Medical cannabis, epilepsy, nationality, and more

Hi everyone. I’m sure you’ve never heard me mention here that although I am American, I live in Indonesia. Did I mention that I live in Indonesia? :slight_smile:

Okay, that’s out of the way. Now let’s talk about a serious, heart-rending situation I’ve been asked to help with. Someone I know here (I’ll call her Lena), a Spaniard married to an Indonesian, has a child with severe epilepsy. As you can imagine, treatment options and medication in Indonesia are out-of-date to somewhat below average-ish at best.

Lena has recently heard about the promise of cannabis to treat epilepsy, through articles like this one.

In desperation she has turned to me wondering if I know anything about ways to help her access legal medical marijuana in Colorado. The shortest answer is no, I don’t know anything at all, and I am not optimistic about her chances of helping her child by accessing medical marijuana in America, especially given that neither she nor her husband are American, they are located in Bali, and I don’t think they have anywhere near the money that the author of the above-cited article describes spending in order to get help for his son.

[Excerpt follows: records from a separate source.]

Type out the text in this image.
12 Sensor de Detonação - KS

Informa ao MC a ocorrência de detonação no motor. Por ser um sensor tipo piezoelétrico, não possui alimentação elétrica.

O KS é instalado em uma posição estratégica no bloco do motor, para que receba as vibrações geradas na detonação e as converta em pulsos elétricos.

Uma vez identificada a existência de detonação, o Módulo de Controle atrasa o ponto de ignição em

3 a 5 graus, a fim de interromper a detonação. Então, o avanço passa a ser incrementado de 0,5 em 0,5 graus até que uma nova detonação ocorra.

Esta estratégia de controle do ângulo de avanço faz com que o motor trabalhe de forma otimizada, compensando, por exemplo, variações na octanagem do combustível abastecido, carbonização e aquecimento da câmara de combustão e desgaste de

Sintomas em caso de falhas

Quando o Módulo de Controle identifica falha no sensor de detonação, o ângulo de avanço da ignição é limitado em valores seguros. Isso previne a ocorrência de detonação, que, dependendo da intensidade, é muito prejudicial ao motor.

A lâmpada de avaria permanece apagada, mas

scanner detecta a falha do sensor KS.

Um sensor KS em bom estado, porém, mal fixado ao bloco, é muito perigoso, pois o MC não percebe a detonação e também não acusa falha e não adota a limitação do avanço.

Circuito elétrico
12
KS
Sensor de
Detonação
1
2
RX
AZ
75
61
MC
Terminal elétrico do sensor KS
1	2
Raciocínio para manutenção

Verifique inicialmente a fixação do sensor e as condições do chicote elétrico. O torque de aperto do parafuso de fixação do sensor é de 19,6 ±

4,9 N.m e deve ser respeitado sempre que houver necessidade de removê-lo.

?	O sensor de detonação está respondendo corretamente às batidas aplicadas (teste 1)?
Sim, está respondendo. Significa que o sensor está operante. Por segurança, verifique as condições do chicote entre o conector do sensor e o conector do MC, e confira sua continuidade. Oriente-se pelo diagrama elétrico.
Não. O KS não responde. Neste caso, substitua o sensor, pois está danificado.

Anyway, the best I can do is to offer to follow up with some dispensaries in Colorado, since by utter chance I’ll be there in April for a very short period of time. Lena has asked me to look into whether, if she and her family went to Colorado, they would be allowed to buy anything to administer to their son.

If anyone knows the answer to that question already, it would be great if you could let me know. Other questions:

  1. Can you think of anything I should discuss with a Colorado dispenser that would be of interest to Lena?

  2. Do you have any other suggestions or ideas for her?

Thanks in advance, everyone. There’s nothing worse than wanting to help your child and being powerless to do so. I honestly doubt I can give Lena much assistance, but I certainly will do everything I legally can to help.

(There are a few more details I could share - like how someone who is probably just impersonating a famous US physician is trying to scam her by telling her he can get her cannabis oil delivered to Indonesia from the US for $500 - but I’ll share as needed in light of any answers this post receives.)


The article to which you linked is hardly even at the level of anecdote.

And the chemical being studied is one of the compounds in marijuana, and medical marijuana in Colorado is not going to be the same thing - it contains all the compounds found in the plant, not only an extract of the one that is supposed (without much evidence) to work.

Traveling all the way to Colorado to get a placebo does not strike me as cost-effective. Isn’t there something in Indonesia that is cheaper and harmless that she could use for placebo?


Gee Shodan, what a helpful post. You managed to answer all but two of my questions and your response was thoughtful in every way except for the lack of compassion shown for a desperate mother. It was lovely waking up to that! Thank you.

If you define “compassion” as helping someone waste time and money on something that won’t help, then yes.



Yeah, the compassion just oozes from your every pore. That must be two words we now define differently - “anecdote” and “compassion.” See below for my definition of the latter:

It would be much ore intellectually honest for you to say “I have no compassion for her, she’s a fool.”

I have no clue about your OP request, CairoCarol, but saw you had started the thread so wanted to just say sorry to hear what your friend is going through. It sounds like you are trying to do what you can.

Compassion means trying EVERYTHING possible to find an answer to the child’s problem. You start with the traditional medical procedures, then, if the doctors can’t help, you move to the less traditional options. I think CC is looking for feedback on the viability of the less traditional options, not a lecture.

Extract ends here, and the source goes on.